Security is linked to oxytocin, which combats stress, so making our loved ones feel secure is of utmost importance. To get them thriving again, we must first carry them out of survival mode. Otherwise, we are only dealing with primal impulses. Only by fostering a sense of belonging can we reduce the stresses that are linked to survival challenges.
6. Embrace them.
Whether they are expressing or expelling pain, our only response should be to embrace them.
This means that even as they become verbally aggressive toward us, and we feel like arguing or criticizing their behavior, we should choose to respond solely with love and a full embrace.

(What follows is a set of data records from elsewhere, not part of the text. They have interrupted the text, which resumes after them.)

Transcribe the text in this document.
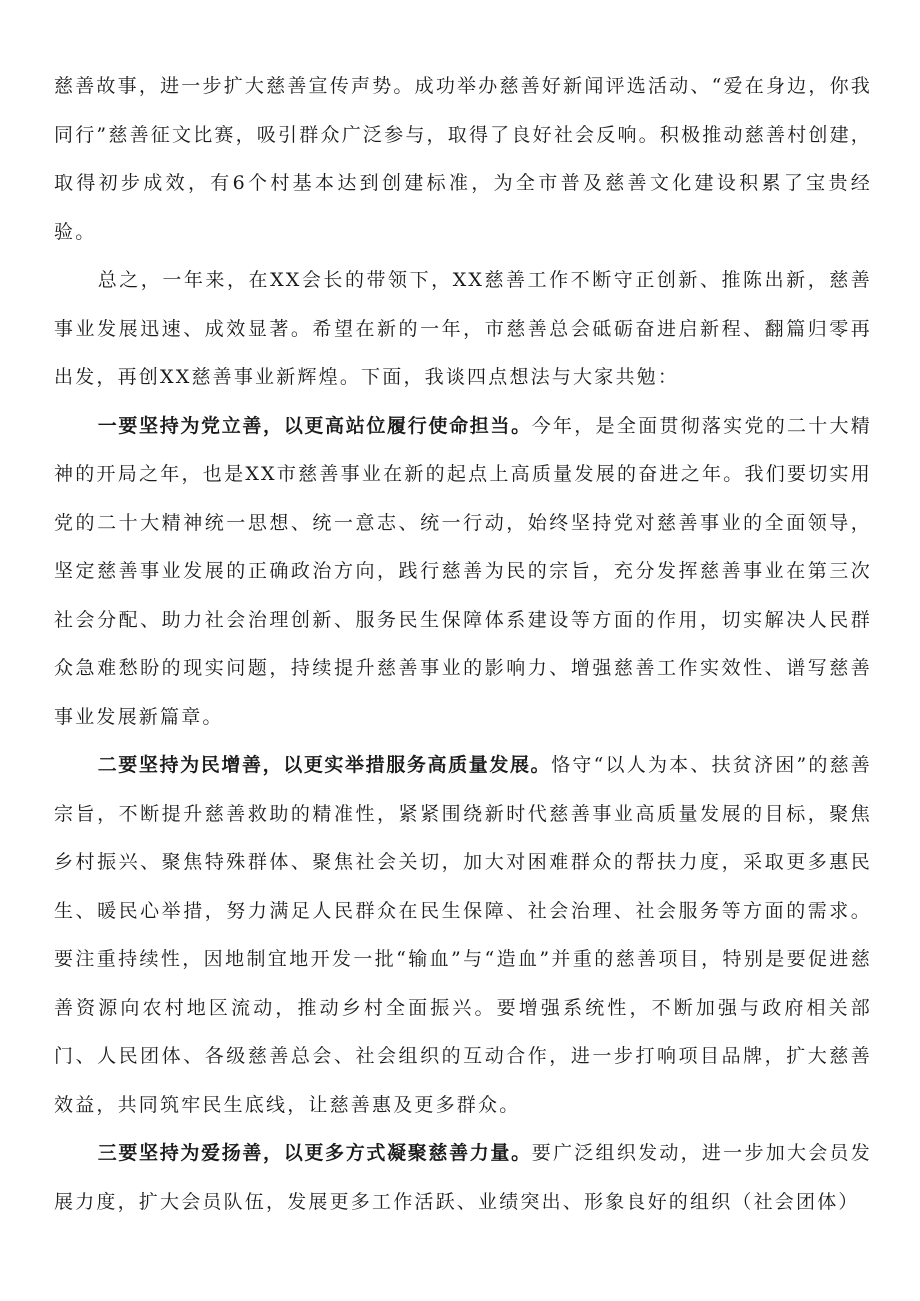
慈善故事，进一步扩大慈善宣传声势。成功举办慈善好新闻评选活动、“爱在身边，你我同行”慈善征文比赛，吸引群众广泛参与，取得了良好社会反响。积极推动慈善村创建，取得初步成效，有6个村基本达到创建标准，为全市普及慈善文化建设积累了宝贵经验。

总之，一年来，在XX会长的带领下，XX慈善工作不断守正创新、推陈出新，慈善事业发展迅速、成效显著。希望在新的一年，市慈善总会砥砺奋进启新程、翻篇归零再出发，再创XX慈善事业新辉煌。下面，我谈四点想法与大家共勉：

一要坚持为党立善，以更高站位履行使命担当。今年，是全面贯彻落实党的二十大精神的开局之年，也是XX市慈善事业在新的起点上高质量发展的奋进之年。我们要切实用党的二十大精神统一思想、统一意志、统一行动，始终坚持党对慈善事业的全面领导，坚定慈善事业发展的正确政治方向，践行慈善为民的宗旨，充分发挥慈善事业在第三次社会分配、助力社会治理创新、服务民生保障体系建设等方面的作用，切实解决人民群众急难愁盼的现实问题，持续提升慈善事业的影响力、增强慈善工作实效性、谱写慈善事业发展新篇章。

二要坚持为民增善，以更实举措服务高质量发展。恪守“以人为本、扶贫济困”的慈善宗旨，不断提升慈善救助的精准性，紧紧围绕新时代慈善事业高质量发展的目标，聚焦乡村振兴、聚焦特殊群体、聚焦社会关切，加大对困难群众的帮扶力度，采取更多惠民生、暖民心举措，努力满足人民群众在民生保障、社会治理、社会服务等方面的需求。要注重持续性，因地制宜地开发一批“输血”与“造血”并重的慈善项目，特别是要促进慈善资源向农村地区流动，推动乡村全面振兴。要增强系统性，不断加强与政府相关部门、人民团体、各级慈善总会、社会组织的互动合作，进一步打响项目品牌，扩大慈善效益，共同筑牢民生底线，让慈善惠及更多群众。

三要坚持为爱扬善，以更多方式凝聚慈善力量。要广泛组织发动，进一步加大会员发展力度，扩大会员队伍，发展更多工作活跃、业绩突出、形象良好的组织（社会团体）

This is most difficult, but most effective in carrying our loved ones out of their darkness. They are carrying enough pain already, which is why that energy needs to be expelled from their body. We don’t need to add our own pain to this already mix.
When our loved ones are engulfed by negative emotions, this is perhaps the worst time to lecture or rationalize. Emotions run on their own track. If our goal is to reduce stress, then adding more tension to the pot surely won’t help.
Wherever energy exchanges happen, there is alchemy at play, so we must be mindful of what kind of energy we are contributing to our connections. Only by tuning into our own energy, can we truly carry our loved ones out of stress and darkness.